Veracity of Chinese Output data and Renminbi Valuation
The reliability of Chinese official statistics is the topic of a recent Economist article (An aberrant abacus, May 1, 2008). Given its sheer size and diversity, it is understandably difficult to compile China’s Gross Domestic Product (GDP) figures. The contentious issue is whether the Chinese government deliberately overstates GDP figures. For instance, some commentators accused the Chinese government of deliberately overstating GDP figures in the 1990s, understating GDP growth in the early new millennium, and, more recently, smoothing the 2008 first-quarter GDP figure to mitigate the effect of severe snow storms and softer net exports.
There is circumstantial evidence that China is improving the accuracy its office GDP figures. For instance, the actual size of the Chinese economy was under scrutiny again on December 20, 2005 when the Chinese National Bureau of Statistics announced a 16.8% upward revision of the China’s GDP in 2004 due to the previous under-estimation of the services sector. In April this year, the Bureau revised up the 2006 and 2007 growth rates by 0.5%. While the effort of offering more accurate GDP figures is welcomed, the revision hardly resolve all the doubts about the reliability of official data.
A new twist comes when, with much less fanfare, China became a much smaller economic giant as its economy shrank by about 40% in mid-2007 by stealth. It happened when the most recently collected price data by the World Bank group showed that China’s purchasing-power-parity-based GDP is much smaller that what it thought to be. We are not in a position to dig deep into the issue here. One thing for sure is that China is not alone in the quagmire of its GDP uncertainty. The accuracy and veracity of Chinese GDP figures remain a point of strenuous debate in the foreseeable future.[i]
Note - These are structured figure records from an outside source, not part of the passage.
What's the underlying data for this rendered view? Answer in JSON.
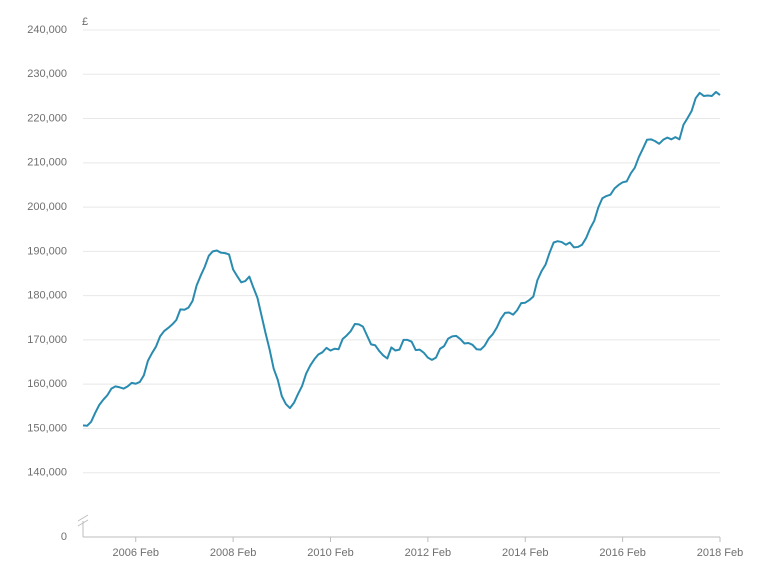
{
  "chart_data": {
    "type": "line",
    "y_label": "£",
    "color": "#2a8bb0",
    "grid": true,
    "y_break": [
      0,
      130000
    ],
    "ylim": [
      0,
      240000
    ],
    "yticks": [
      0,
      {
        "value": 140000,
        "label": "140,000"
      },
      {
        "value": 150000,
        "label": "150,000"
      },
      {
        "value": 160000,
        "label": "160,000"
      },
      {
        "value": 170000,
        "label": "170,000"
      },
      {
        "value": 180000,
        "label": "180,000"
      },
      {
        "value": 190000,
        "label": "190,000"
      },
      {
        "value": 200000,
        "label": "200,000"
      },
      {
        "value": 210000,
        "label": "210,000"
      },
      {
        "value": 220000,
        "label": "220,000"
      },
      {
        "value": 230000,
        "label": "230,000"
      },
      {
        "value": 240000,
        "label": "240,000"
      }
    ],
    "xticks": [
      "2006 Feb",
      "2008 Feb",
      "2010 Feb",
      "2012 Feb",
      "2014 Feb",
      "2016 Feb",
      "2018 Feb"
    ],
    "x": [
      "2005 Jan",
      "2005 Feb",
      "2005 Mar",
      "2005 Apr",
      "2005 May",
      "2005 Jun",
      "2005 Jul",
      "2005 Aug",
      "2005 Sep",
      "2005 Oct",
      "2005 Nov",
      "2005 Dec",
      "2006 Jan",
      "2006 Feb",
      "2006 Mar",
      "2006 Apr",
      "2006 May",
      "2006 Jun",
      "2006 Jul",
      "2006 Aug",
      "2006 Sep",
      "2006 Oct",
      "2006 Nov",
      "2006 Dec",
      "2007 Jan",
      "2007 Feb",
      "2007 Mar",
      "2007 Apr",
      "2007 May",
      "2007 Jun",
      "2007 Jul",
      "2007 Aug",
      "2007 Sep",
      "2007 Oct",
      "2007 Nov",
      "2007 Dec",
      "2008 Jan",
      "2008 Feb",
      "2008 Mar",
      "2008 Apr",
      "2008 May",
      "2008 Jun",
      "2008 Jul",
      "2008 Aug",
      "2008 Sep",
      "2008 Oct",
      "2008 Nov",
      "2008 Dec",
      "2009 Jan",
      "2009 Feb",
      "2009 Mar",
      "2009 Apr",
      "2009 May",
      "2009 Jun",
      "2009 Jul",
      "2009 Aug",
      "2009 Sep",
      "2009 Oct",
      "2009 Nov",
      "2009 Dec",
      "2010 Jan",
      "2010 Feb",
      "2010 Mar",
      "2010 Apr",
      "2010 May",
      "2010 Jun",
      "2010 Jul",
      "2010 Aug",
      "2010 Sep",
      "2010 Oct",
      "2010 Nov",
      "2010 Dec",
      "2011 Jan",
      "2011 Feb",
      "2011 Mar",
      "2011 Apr",
      "2011 May",
      "2011 Jun",
      "2011 Jul",
      "2011 Aug",
      "2011 Sep",
      "2011 Oct",
      "2011 Nov",
      "2011 Dec",
      "2012 Jan",
      "2012 Feb",
      "2012 Mar",
      "2012 Apr",
      "2012 May",
      "2012 Jun",
      "2012 Jul",
      "2012 Aug",
      "2012 Sep",
      "2012 Oct",
      "2012 Nov",
      "2012 Dec",
      "2013 Jan",
      "2013 Feb",
      "2013 Mar",
      "2013 Apr",
      "2013 May",
      "2013 Jun",
      "2013 Jul",
      "2013 Aug",
      "2013 Sep",
      "2013 Oct",
      "2013 Nov",
      "2013 Dec",
      "2014 Jan",
      "2014 Feb",
      "2014 Mar",
      "2014 Apr",
      "2014 May",
      "2014 Jun",
      "2014 Jul",
      "2014 Aug",
      "2014 Sep",
      "2014 Oct",
      "2014 Nov",
      "2014 Dec",
      "2015 Jan",
      "2015 Feb",
      "2015 Mar",
      "2015 Apr",
      "2015 May",
      "2015 Jun",
      "2015 Jul",
      "2015 Aug",
      "2015 Sep",
      "2015 Oct",
      "2015 Nov",
      "2015 Dec",
      "2016 Jan",
      "2016 Feb",
      "2016 Mar",
      "2016 Apr",
      "2016 May",
      "2016 Jun",
      "2016 Jul",
      "2016 Aug",
      "2016 Sep",
      "2016 Oct",
      "2016 Nov",
      "2016 Dec",
      "2017 Jan",
      "2017 Feb",
      "2017 Mar",
      "2017 Apr",
      "2017 May",
      "2017 Jun",
      "2017 Jul",
      "2017 Aug",
      "2017 Sep",
      "2017 Oct",
      "2017 Nov",
      "2017 Dec",
      "2018 Jan",
      "2018 Feb"
    ],
    "values": [
      150700,
      150600,
      151500,
      153500,
      155300,
      156500,
      157500,
      159000,
      159500,
      159300,
      159000,
      159500,
      160300,
      160100,
      160500,
      162000,
      165300,
      167000,
      168500,
      170800,
      172000,
      172700,
      173500,
      174500,
      176900,
      176800,
      177300,
      178800,
      182300,
      184500,
      186500,
      189000,
      190000,
      190200,
      189700,
      189600,
      189300,
      185900,
      184400,
      183000,
      183300,
      184300,
      181800,
      179500,
      175500,
      171500,
      167800,
      163500,
      161000,
      157300,
      155500,
      154600,
      155800,
      157800,
      159600,
      162400,
      164200,
      165600,
      166700,
      167200,
      168200,
      167600,
      168000,
      167900,
      170200,
      171000,
      172000,
      173600,
      173500,
      173000,
      171000,
      169000,
      168800,
      167500,
      166500,
      165800,
      168300,
      167600,
      167800,
      170000,
      170000,
      169600,
      167700,
      167800,
      167100,
      166000,
      165500,
      166000,
      168000,
      168600,
      170300,
      170800,
      170900,
      170200,
      169200,
      169300,
      168900,
      167900,
      167800,
      168700,
      170300,
      171300,
      172800,
      174800,
      176100,
      176200,
      175700,
      176700,
      178300,
      178400,
      179000,
      179800,
      183500,
      185500,
      187000,
      189700,
      192000,
      192300,
      192100,
      191500,
      192000,
      190900,
      191000,
      191500,
      193000,
      195200,
      196900,
      199900,
      202000,
      202500,
      202800,
      204200,
      205000,
      205600,
      205800,
      207600,
      208900,
      211300,
      213200,
      215200,
      215300,
      214900,
      214300,
      215200,
      215700,
      215300,
      215800,
      215300,
      218600,
      220100,
      221700,
      224600,
      225800,
      225100,
      225200,
      225100,
      226000,
      225300
    ]
  }
}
Menzie in a recent BLOG noted that a wide swing in the Chinese GDP figures has substantially implications for evaluating the equilibrium/fair Renminbi exchange rate. Specifically, he perceptibly pointed out that the degree of Renminbi misalignment reported in our joint work Cheung-Chinn-Fujii will be substantially reduced. With the most recently released World Development Indicators, our co-author Eiji re-estimated the renminbi exchange rate misalignment. The two figures below compare the results from the original study and those from the latest dataset. The first figure in fact is used in Menzie’s blog and indicates the possible reduction in China’s 2006 misalignment when the Chinese 2006 new PPP-based output figure is used. The second figure is based on all the new PPP-based output data. It is quite obvious that, with the updated PPP-based output data, the Chinese real exchange rate given by the relative price level was undervalued in the last 10 years or so but the degree of undervaluation is relatively mild; especially compared with the one implied by the old data. We expect to have all the results in the original paper updated shortly.
At this stage, it is worthwhile repeating a few points we made in Cheung-Chinn-Fujii. First, the data revision reinforces our assessment that, once sampling uncertainty and serial correlation are accounted for, there is little statistical evidence that the renminbi is undervalued. Second, the evidence does not prove renminbi is not undervalued, either. Indeed, the result should not be surprising because it is known that economists do not have a good model explaining exchange rate behavior and, thus, it is extremely difficult to pin down what the “equilibrium” value of the currency might be. Third, “the finding of a highly uncertain equilibrium real exchange rate buttresses the case for a prudent, cautious exchange rate policy that avoids abrupt changes in the Chinese economy.”